Hopping on one of this Septembers sewingchallenges #sewyourselfsustainable I tried to make this totebag pretty sustainable.
For this bag I used hand printed, upcycled natural cotton fabric that was given to me by Reprinted + Repurpose. Furthermore I used a pair of worn down jeans and some leftover batting. I also planned to use a recycled zipper, but in the end I decided not to and go for a push button. The zipper has to wait for another project. As a nice color detail I added neon yellow bias band and sewing thread.
I searched for totebag inspiration on Pinterest and came up with my own version. The pieces of fabric that I’ve received were pre-cut in different size rectangles. I let the size of the pieces decide how big the bag was going to be, so I used almost all of that fabric. The measurement of the pieces for the totebag are as follows:
- 80 x 50 cm (2x) (fabric)
- 45 x 50 cm (2x) (fabric)
- 145 x 6 cm (2x) (jeans)
- 40 x 50 cm (1x) (batting)
- 50 cm (2x) (bias band)
The measurements are without 1 cm seam allowance
First I cut the fabric rectangle into halves and then I cut out the jeans shoulder straps. For the straps I cut along the side seams of my worn down jeans, so the typical seam finishes are encorporated. I also cut out one of the back pockets of the jeans to reuse. To reinforce the tote bag I used batting. The finished bag is 40 x 50 cm, so that is also the size my batting should be. I cut one piece and split it in two. This goes really well, if you do it slowly. Note to self!
To get the right length schoulder straps I put two parts of jeans strips together and fastened them with two rows of topstitching. I used grey thread for it. The first row I stitched over the excisting stitch and the second row near the edge of the strip ending.
First I folded and ironed the seam allowance on one side and then the other side. After ironing I stitched it with the neon yellow thread using blind seam foot 5. I used the triple straight stitch (nr 6) and length 4.0 so it’s even more visible. Love it!
I folded the smaller fabric pieces in half and added the neon bias band on the right side of the folding line. This was a bit tricky, because I could only find stretch bias band and the fabric is in no way stretchy. I quickly baste the bias band by hand and while stitching I used the seamripper as a guide so the bias band wouldn’t stretch. That worked!

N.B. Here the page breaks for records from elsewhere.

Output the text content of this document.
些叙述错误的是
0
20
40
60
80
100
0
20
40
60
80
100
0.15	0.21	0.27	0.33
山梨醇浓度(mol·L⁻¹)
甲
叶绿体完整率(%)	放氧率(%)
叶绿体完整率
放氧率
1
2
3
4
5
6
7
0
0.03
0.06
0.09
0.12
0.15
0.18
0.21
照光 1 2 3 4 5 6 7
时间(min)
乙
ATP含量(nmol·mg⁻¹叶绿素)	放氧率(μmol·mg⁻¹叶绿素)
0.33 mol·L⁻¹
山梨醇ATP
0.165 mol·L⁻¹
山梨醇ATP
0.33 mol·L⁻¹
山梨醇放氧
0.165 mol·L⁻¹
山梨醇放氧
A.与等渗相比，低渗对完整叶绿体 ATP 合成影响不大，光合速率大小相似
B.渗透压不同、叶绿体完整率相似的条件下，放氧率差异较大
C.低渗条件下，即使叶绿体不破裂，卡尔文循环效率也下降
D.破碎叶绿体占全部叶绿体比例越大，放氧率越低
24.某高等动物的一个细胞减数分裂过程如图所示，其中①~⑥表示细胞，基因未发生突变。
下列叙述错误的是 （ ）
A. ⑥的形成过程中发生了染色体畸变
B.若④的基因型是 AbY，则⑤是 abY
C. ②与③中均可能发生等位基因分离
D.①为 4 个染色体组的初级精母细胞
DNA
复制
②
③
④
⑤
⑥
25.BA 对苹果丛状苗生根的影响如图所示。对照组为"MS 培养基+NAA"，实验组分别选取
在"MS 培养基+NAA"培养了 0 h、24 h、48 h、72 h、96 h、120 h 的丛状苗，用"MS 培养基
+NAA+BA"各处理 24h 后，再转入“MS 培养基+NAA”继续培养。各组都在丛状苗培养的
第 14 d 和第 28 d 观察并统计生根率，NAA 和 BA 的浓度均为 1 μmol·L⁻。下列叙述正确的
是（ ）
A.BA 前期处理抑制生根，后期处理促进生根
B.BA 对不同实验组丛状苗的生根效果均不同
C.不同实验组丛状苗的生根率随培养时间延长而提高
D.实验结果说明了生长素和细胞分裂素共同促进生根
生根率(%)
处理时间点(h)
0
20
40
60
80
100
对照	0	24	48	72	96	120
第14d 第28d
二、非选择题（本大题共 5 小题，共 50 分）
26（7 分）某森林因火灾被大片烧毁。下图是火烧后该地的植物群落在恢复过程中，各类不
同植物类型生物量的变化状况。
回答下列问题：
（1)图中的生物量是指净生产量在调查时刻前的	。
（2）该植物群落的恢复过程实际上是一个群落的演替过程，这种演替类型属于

The next step was to put the layers together. The folded piece was placed onto of the bigger rectangle, at the bottom. These layers were placed on the baste as shown in picture below. Just to be clear the reinforcement only covers half the large rectangle. The other half will be the lining of the bag and doesn’t need reinforcement.
The layers were pinned and attached by putting on the shoulder straps. I marked the middle of the bag and pinned the schoulder strap at the same distance from the center. On the straps I marked with a baste thread to where I had to attach the straps to the bag.

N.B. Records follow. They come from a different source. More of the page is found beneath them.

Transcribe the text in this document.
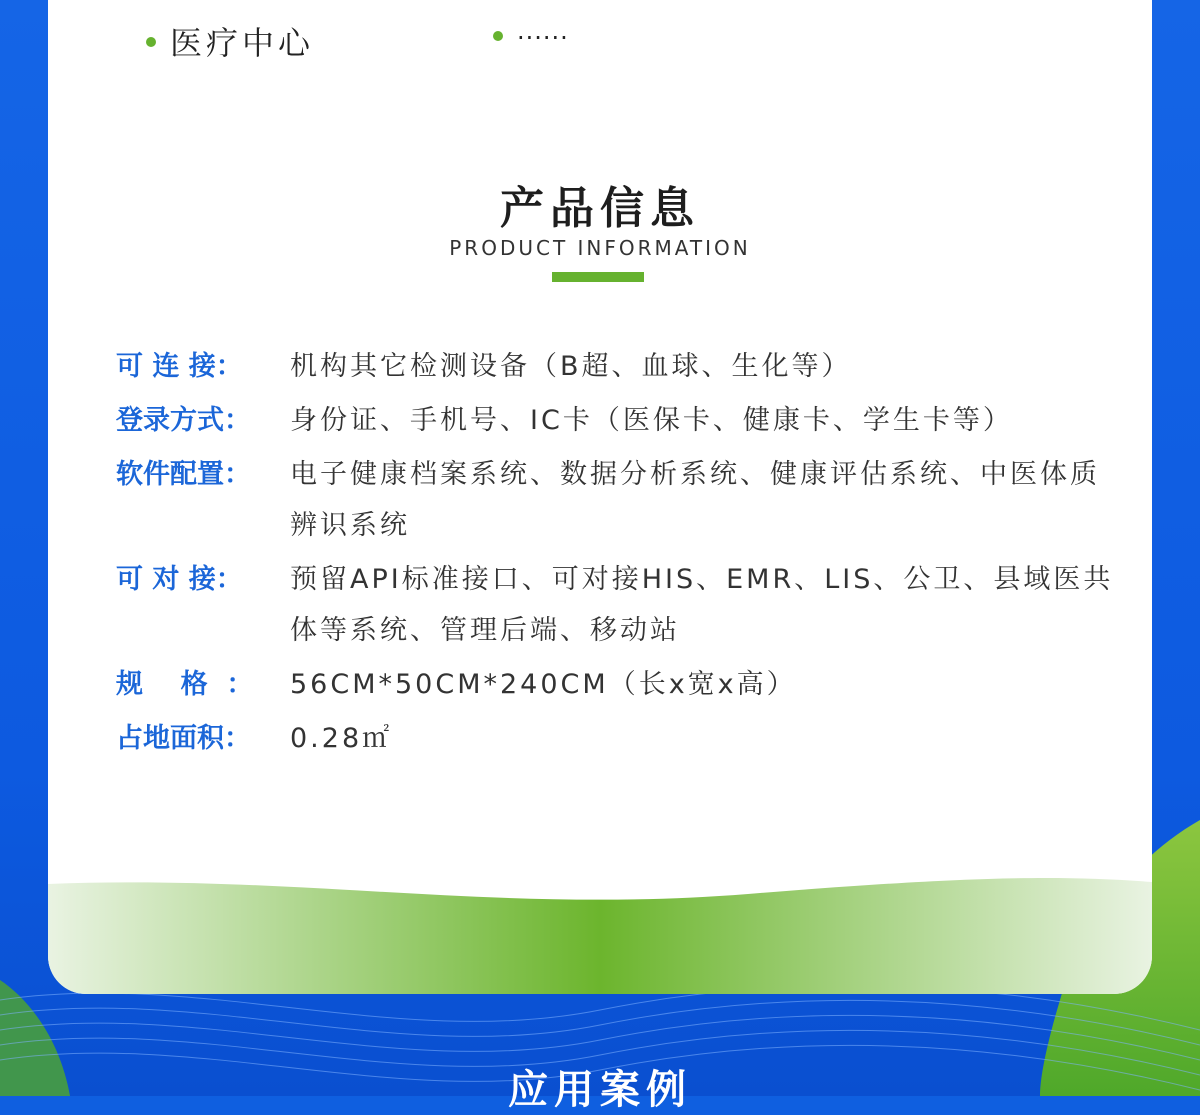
医疗中心	······
产品信息
PRODUCT INFORMATION
可 连 接：	机构其它检测设备（B超、血球、生化等）
登录方式：	身份证、手机号、IC卡（医保卡、健康卡、学生卡等）
软件配置：	电子健康档案系统、数据分析系统、健康评估系统、中医体质辨识系统
可 对 接：	预留API标准接口、可对接HIS、EMR、LIS、公卫、县域医共体等系统、管理后端、移动站
规    格  ：	56CM*50CM*240CM（长x宽x高）
占地面积：	0.28㎡
应用案例
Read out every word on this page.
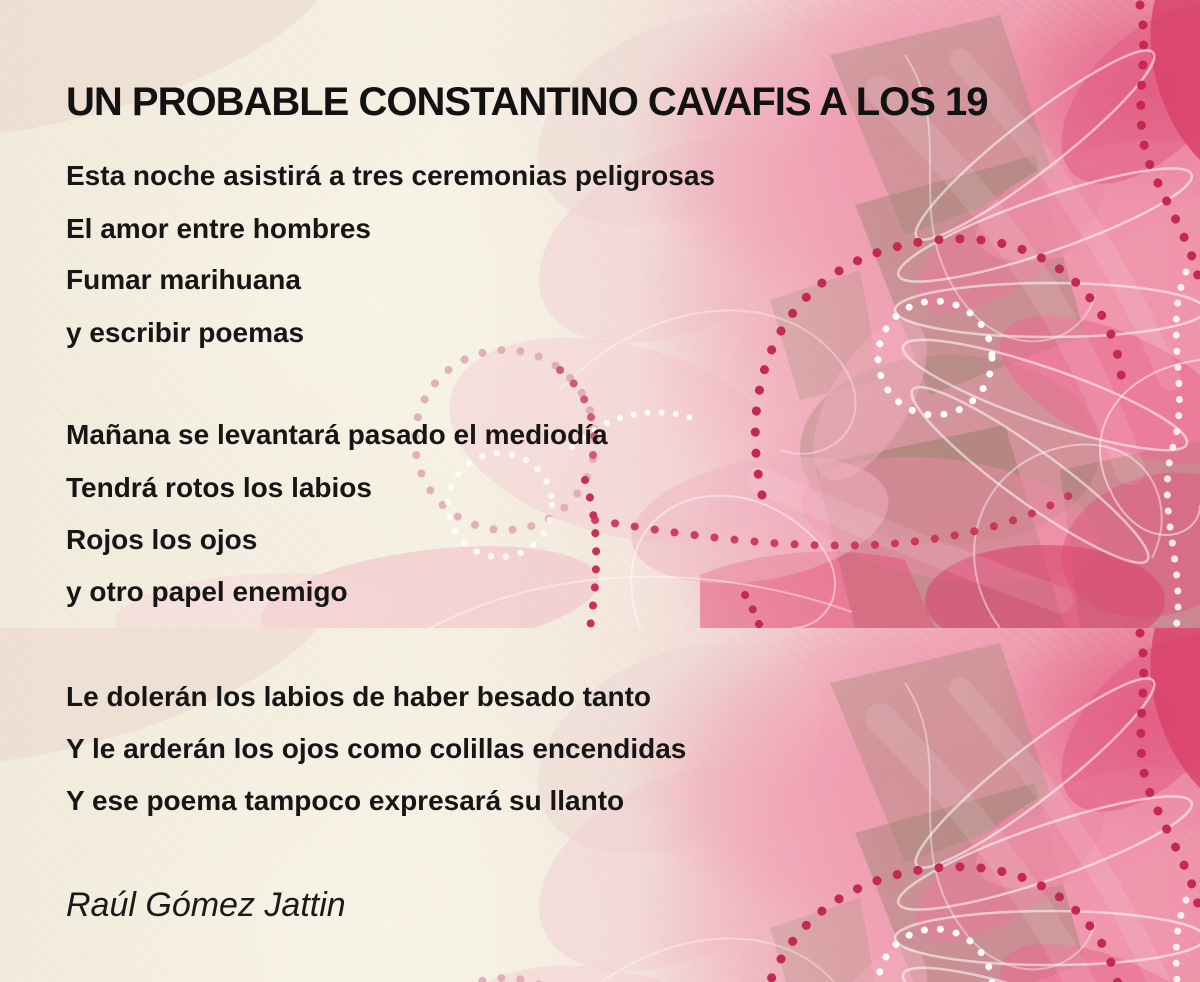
UN PROBABLE CONSTANTINO CAVAFIS A LOS 19
Esta noche asistirá a tres ceremonias peligrosas
El amor entre hombres
Fumar marihuana
y escribir poemas
Mañana se levantará pasado el mediodía
Tendrá rotos los labios
Rojos los ojos
y otro papel enemigo
Le dolerán los labios de haber besado tanto
Y le arderán los ojos como colillas encendidas
Y ese poema tampoco expresará su llanto
Raúl Gómez Jattin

I again used grey thread to stitch. The grey thread is quite invisible. You might wonder why I didn’t use the yellow and the triple stitch for attaching the straps. Well, I tried that, but with the batting as the bottom layer the stitches some how where a bit wobbly, so I choose this method. By fastening the straps on each side of the totebag three outer pockets were created.

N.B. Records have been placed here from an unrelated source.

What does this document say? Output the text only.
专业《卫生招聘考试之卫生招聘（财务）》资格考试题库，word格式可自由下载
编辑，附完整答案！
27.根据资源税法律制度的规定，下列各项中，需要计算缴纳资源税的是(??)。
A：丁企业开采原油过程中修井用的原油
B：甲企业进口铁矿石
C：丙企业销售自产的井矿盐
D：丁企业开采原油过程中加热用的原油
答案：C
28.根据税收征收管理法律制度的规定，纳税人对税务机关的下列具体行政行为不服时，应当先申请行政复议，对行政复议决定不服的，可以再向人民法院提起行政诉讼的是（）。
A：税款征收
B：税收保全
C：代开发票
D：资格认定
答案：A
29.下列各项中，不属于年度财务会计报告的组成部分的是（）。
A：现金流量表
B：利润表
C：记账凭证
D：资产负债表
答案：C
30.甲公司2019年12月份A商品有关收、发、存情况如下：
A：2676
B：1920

As an inner pocket I reused one of the back pockets of the jeans. I cut out the pocket with one centimeter seam allowance so the decorative stitching stayed in place. Before attaching the pocket on the lining part of the totebag I ironend in the seam allowance, then I stitched over the outer stitches of the jeans pocket and at the top over the folded seam allowance. Make sure you don’t sew over the opening of the pocket and that the opening is facing upwards (in the direction of the outer pockets).
Sewing the bag
With the layers, the straps and inner pocket in place it was time to assemble the two sides of the totebag. The two sides were put right side together, then pinned and stitched. Leaving an opening on the lining side. See red dots below.
To create a real bottom of the bag all the corners were sewn: I’ve put the bottem stitching line onto the side stitching line and sewn perpendicular to these stitching lines. I hope the picture will help to clarify. Then I cut off the corners.
I turned the bag inside out through the opening and stitched the opening shut.
Then I put the lining inside the bag and stitched on several places the lining onto the bag. With the sewing machine and by hand.
Besides neon yellow biasband I also incorporated my own label as a design feature. A LIESL totebag it is! And some decorative stitching to secure the straps. To close the totebag I used a single push button.
So there is my sustainable totebag. I simply adore it and even more if it is filled with fabrics, or a project, or ….. well you get my drift!